Затерянный остров
Шрифт:
2
Уильям потерял счет времени. Время, как и все остальное, рассыпалось в прах. Угощение, выпивка, шутки, смех, танцы под граммофон, гитарные переборы и мягкое мурлыканье девушек все не кончались и не кончались. Успевшие искупаться сидели, завернувшись в красные с белым парео, и свет лампы льнул к обнаженным плечам. Уильям не мог оторвать взгляда от этих плеч, его завораживали их изгибы и атласная гладкость. Совершенством не уступающие райским плодам, они будили в нем светлую грусть.

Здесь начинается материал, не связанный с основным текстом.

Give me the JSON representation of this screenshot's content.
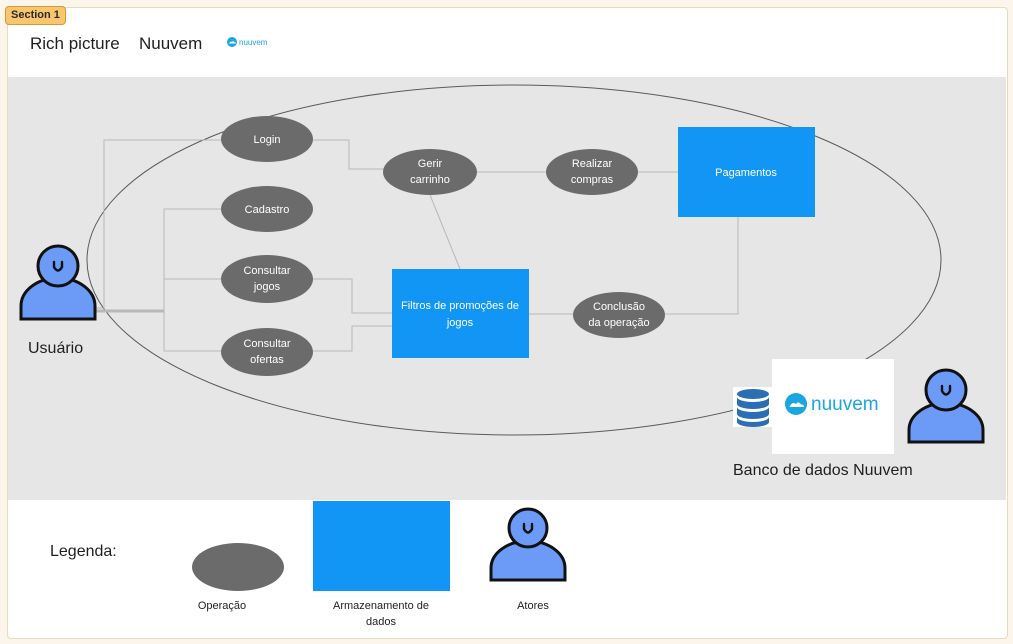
{
  "section": {
    "tag": "Section 1"
  },
  "header": {
    "title": "Rich picture",
    "brand": "Nuuvem",
    "logo_text": "nuuvem"
  },
  "nodes": {
    "login": [
      "Login"
    ],
    "cadastro": [
      "Cadastro"
    ],
    "consultar_jogos": [
      "Consultar",
      "jogos"
    ],
    "consultar_ofertas": [
      "Consultar",
      "ofertas"
    ],
    "gerir_carrinho": [
      "Gerir",
      "carrinho"
    ],
    "realizar_compras": [
      "Realizar",
      "compras"
    ],
    "conclusao": [
      "Conclusão",
      "da operação"
    ],
    "pagamentos": [
      "Pagamentos"
    ],
    "filtros": [
      "Filtros de promoções de",
      "jogos"
    ]
  },
  "actors": {
    "usuario": "Usuário",
    "banco": "Banco de dados Nuuvem"
  },
  "legend": {
    "title": "Legenda:",
    "operacao": [
      "Operação"
    ],
    "armazenamento": [
      "Armazenamento de",
      "dados"
    ],
    "atores": [
      "Atores"
    ]
  },
  "colors": {
    "operation": "#6b6b6b",
    "storage": "#1296f5",
    "actor_fill": "#6b9bf7",
    "actor_stroke": "#111111",
    "logo": "#1ba6e0",
    "connector": "#b8b8b8"
  },
  "icons": [
    "cloud-logo-icon",
    "database-icon",
    "person-icon"
  ]
}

Лица островитянок пленяли своей кофейно-сливочной смуглостью, глаза сияли приглушенно, словно сквозь вуаль, губы пунцовели, а белые звездочки цветов над ухом источали тонкий аромат, неспособный, впрочем, перебить запах кокосового масла, исходящий от длинных черных волос. Однако взгляд Уильяма приковывали именно плечи, так искусно вылепленные и подсвеченные лампой. Эти прекраснейшие плечи и руки казались невероятным, до оторопи, чудом — руки и плечи богинь, ловушка для Одиссея-скитальца.
Уильям не мог понять, раздражают или успокаивают эти бесконечные гитарные переборы и тихие напевы, перебиваемые лишь взрывами смеха, когда девушки заводили неожиданно
Нет, он не был пьян, по крайней мере глубоко внутри он оставался трезвым, но эта стойкая трезвая сущность спряталась еще глубже, позволяя остальному делать что заблагорассудится. К легкому удивлению Уильяма, то есть трезвой сущности, наблюдающей со стороны, оставшаяся часть куролесила наравне с прочими участниками вечеринки: что-то выкрикивала, заходилась смехом, подпевала, подливала себе спиртного в бокал, танцевала с девушками и даже приобнимала их время от времени. Окружающие предметы перестали оглушать формами, красками и звуками. Лица утратили резкость. Комната наполнилась золотистой дымкой, смазывающей контуры. Лица расплывались, края и углы таяли, все происходило будто во сне. Словно сквозь усыпанную золотыми блестками кисею Уильям увидел, как голова Рамсботтома запрокидывается, рот приоткрывается, и Хина с подругой вплетают новые цветы в увенчивающий его сонную голову венок; как Бруаса, Уотерс и неугомонная Реватуа трясут стаканчик с костями, раскрасневшийся Блум пытается играть на гитаре в унисон с улыбчивой пышнотелой Теурой, а крошка Пепе, сделав большие глаза, подходит к нему, Уильяму, и присаживается на подлокотник плетеного кресла.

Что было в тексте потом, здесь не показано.